Now, things are better. What they didn't make up for in roster turnover they created by hiring a coach to develop (remember that word?) the players who were already here in Joe Kerrigan.

Oh, and they did spend some money retooling a bullpen that made life unbearable last year.

They were patient with the players they believed could (eventually) win them a championship.

They only have four of those guys left: Ryan Doumit, Zach Duke, Paul Maholm, and Steve Pearce.

Two of those will probably be gone before they reach that promised land. Pearce has not lived up to his potential, which in the new regime actually gets you taken off the big league roster.

Doumit is injury prone and no longer the only prospective catcher of the future now that Tony Sanchez has been drafted. Doumit is probably the last player the Pirates will trade for in a "sell high" mode.

But wait, aren't the trades over?

The mass selling trades are over.

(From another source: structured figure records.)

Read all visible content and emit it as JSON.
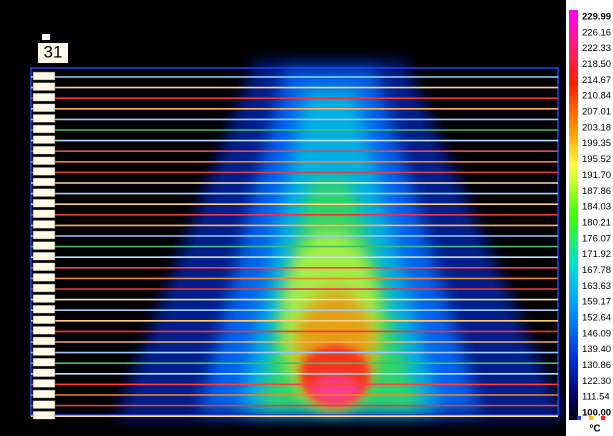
{
  "frame_label": "31",
  "color_scale": {
    "labels": [
      "229.99",
      "226.16",
      "222.33",
      "218.50",
      "214.67",
      "210.84",
      "207.01",
      "203.18",
      "199.35",
      "195.52",
      "191.70",
      "187.86",
      "184.03",
      "180.21",
      "176.07",
      "171.92",
      "167.78",
      "163.63",
      "159.17",
      "152.64",
      "146.09",
      "139.40",
      "130.86",
      "122.30",
      "111.54",
      "100.00"
    ],
    "unit": "°C"
  }
}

But every team makes trades of good players, which Doumit can be, when they either have a surplus (as the Pirates soon will) or when the player's contract is running out (if it takes long enough, that too).

The team is no longer struggling to survive. That's the point.

They are now dealing from a position of strength. The only place in the organization where there is questionable position depth is in the middle of the infield.

Andy LaRoche and Pedro Alvarez could go a long way to changing that. And if they don't, there are a few guys (Brian Friday and Chase D'Arnaud) that the Pirates are excited about.

Do they still have needs? Everyone does.

They could use another blue chip slugger to go with Alvarez. Jones might be that guy and so could Clement, but that's their only big offensive need.

They could use a top of the rotation pitcher too and a few younger steady arms in the pen. But then again, they have those kinds of guys in the minors. Tim Alderson, whom everyone has forgotten about, could be that top end starter. There's a ton of good arms that could end up as effective relievers too someday.

Pirates fans are a patient bunch, but their patience is wearing out. I know that. Mine is too. I screamed about the trades last year until I stopped and looked at them objectively.

Suddenly, I realized that they made some perfect sense.

I know it hurts, but give it a couple more years. This team might just surprise us all finally. This isn't likely their year. But 2011 or 2012 could be. They play in a division where anything is possible.

And, for $35 million, they are actually a really talented bunch.